The essence of leadership is to motivate others and energize teams to enhance performance. Leaders mentor and motivate individuals by enabling them to achieve some uncommon results, either as individuals or teams. Therefore, the roles of a manager and a leader should not conflict with each other. However, even though management and leadership are distinct concepts, the skills involved in both tend to overlap. Leadership ought to be clear, strategic and involve some collaboration within the organizations. Managerial roles, on the other hand, are based on discipline, division of work, unity of command, unity of direction, and esprit de corps (Daft, 2008).

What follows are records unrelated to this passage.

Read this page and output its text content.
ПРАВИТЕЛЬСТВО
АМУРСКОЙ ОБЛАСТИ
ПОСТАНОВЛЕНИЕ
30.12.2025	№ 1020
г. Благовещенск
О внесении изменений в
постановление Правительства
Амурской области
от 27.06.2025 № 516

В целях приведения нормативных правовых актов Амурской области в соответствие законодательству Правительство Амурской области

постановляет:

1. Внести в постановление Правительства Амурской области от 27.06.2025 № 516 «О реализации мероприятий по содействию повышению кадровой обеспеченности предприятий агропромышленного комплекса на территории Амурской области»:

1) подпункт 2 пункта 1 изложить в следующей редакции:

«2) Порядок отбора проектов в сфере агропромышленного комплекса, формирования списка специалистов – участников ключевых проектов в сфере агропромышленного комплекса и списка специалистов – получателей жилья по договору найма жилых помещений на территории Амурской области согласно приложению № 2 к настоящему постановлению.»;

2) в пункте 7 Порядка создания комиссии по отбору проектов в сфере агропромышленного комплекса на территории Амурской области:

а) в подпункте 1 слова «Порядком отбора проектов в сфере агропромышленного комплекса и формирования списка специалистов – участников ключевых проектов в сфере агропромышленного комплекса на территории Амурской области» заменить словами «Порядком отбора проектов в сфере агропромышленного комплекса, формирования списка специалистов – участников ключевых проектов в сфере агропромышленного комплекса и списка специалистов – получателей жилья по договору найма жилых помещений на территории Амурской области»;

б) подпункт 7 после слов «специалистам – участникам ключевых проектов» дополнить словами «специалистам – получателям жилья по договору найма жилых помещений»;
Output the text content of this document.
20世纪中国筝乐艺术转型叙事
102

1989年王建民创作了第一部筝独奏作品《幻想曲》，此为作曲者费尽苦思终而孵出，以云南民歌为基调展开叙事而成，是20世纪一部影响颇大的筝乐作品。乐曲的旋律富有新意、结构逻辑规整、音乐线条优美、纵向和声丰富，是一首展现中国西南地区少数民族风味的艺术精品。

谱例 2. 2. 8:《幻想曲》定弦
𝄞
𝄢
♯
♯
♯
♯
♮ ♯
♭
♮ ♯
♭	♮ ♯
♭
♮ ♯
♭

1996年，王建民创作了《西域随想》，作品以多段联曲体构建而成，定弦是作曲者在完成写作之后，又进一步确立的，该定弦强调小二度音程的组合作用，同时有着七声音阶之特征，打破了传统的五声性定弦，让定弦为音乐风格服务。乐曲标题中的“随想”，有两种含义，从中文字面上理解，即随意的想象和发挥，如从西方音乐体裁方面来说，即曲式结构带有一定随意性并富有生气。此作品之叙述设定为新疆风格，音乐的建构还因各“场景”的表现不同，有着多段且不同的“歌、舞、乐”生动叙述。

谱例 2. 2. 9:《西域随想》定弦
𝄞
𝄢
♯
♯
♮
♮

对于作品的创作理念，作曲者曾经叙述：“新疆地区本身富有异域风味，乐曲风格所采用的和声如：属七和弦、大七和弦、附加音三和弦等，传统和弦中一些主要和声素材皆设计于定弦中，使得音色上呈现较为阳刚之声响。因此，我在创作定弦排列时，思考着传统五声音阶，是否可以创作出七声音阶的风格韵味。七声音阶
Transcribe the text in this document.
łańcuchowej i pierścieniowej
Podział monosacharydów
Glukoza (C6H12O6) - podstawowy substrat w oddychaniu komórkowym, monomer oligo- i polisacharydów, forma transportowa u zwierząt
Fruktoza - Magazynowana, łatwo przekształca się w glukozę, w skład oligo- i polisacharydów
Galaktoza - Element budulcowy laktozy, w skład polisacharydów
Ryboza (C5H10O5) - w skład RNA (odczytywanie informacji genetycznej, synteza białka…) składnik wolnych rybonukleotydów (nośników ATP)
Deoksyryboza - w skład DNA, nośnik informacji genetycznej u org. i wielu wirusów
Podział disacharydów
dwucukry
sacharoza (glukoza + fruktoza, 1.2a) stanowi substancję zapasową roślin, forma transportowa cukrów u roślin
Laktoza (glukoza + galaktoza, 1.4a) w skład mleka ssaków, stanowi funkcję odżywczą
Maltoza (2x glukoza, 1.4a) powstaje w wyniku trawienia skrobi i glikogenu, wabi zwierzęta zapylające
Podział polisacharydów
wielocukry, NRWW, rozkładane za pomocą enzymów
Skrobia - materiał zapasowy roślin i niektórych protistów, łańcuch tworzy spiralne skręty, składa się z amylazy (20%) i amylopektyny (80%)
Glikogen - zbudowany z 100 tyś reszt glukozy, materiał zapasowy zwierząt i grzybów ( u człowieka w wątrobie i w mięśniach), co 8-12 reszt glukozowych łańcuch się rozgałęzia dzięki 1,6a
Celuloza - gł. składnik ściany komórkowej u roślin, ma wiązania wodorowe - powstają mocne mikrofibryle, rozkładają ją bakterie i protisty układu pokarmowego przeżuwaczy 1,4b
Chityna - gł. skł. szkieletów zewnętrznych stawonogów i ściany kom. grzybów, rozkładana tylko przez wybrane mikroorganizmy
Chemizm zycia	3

In addition, managers may try to be heroes, while leaders will make heroes of everyone around them. Managers must always be in a position to articulate their ideas so as to get things done (Watson, 2007). As for the leaders, they will get tasks done through persuasion so as not to lose their followers. In the course of interaction with individuals, tie managers will gradually exercise power over people, while leaders will develop power over people. Moreover, managers try to be heroes by directing groups, while leaders are always in the quest of creating heroes from those around them (Moua, 2012). Leaders create heroes by first creating teams as opposed to directing groups. Managers are focused individuals who take credit, while leaders are personalities that can create a shared focus and take responsibility.

Leaders refine their leadership skills by being influenced by the circumstances around them. In fact, leaders tend to be chiseled by these experiences and mold themselves accordingly to serve their followers. As for the managers, their styles and skills are influenced by people they look up to in the realm of management. Moreover, in order to get something done, a manager has to focus on three major areas, which include constraints, demands, and choices (Moyles, 2006). An effective manager will use an amalgam of these three major areas to manipulate the staff members and get the objectives fulfilled.


Leadership and control functions of a traditional manager differ from the leadership functions adopted by millennial managers. Traditional managers fail to acknowledge the importance of ample communication through the articulation of ideas. Similarly, the roles and duties to be carried out by traditional and millennial managers are dependent on the kind of organization one is working for. A single leadership framework cannot be applicable to all organizations due to the varying degrees of skills and managerial techniques. However, leadership differs from management, because a leader acts to adhere to the follower’s wills so as to win more followers. As for managers, they control their employees so as to enhance organizational performance.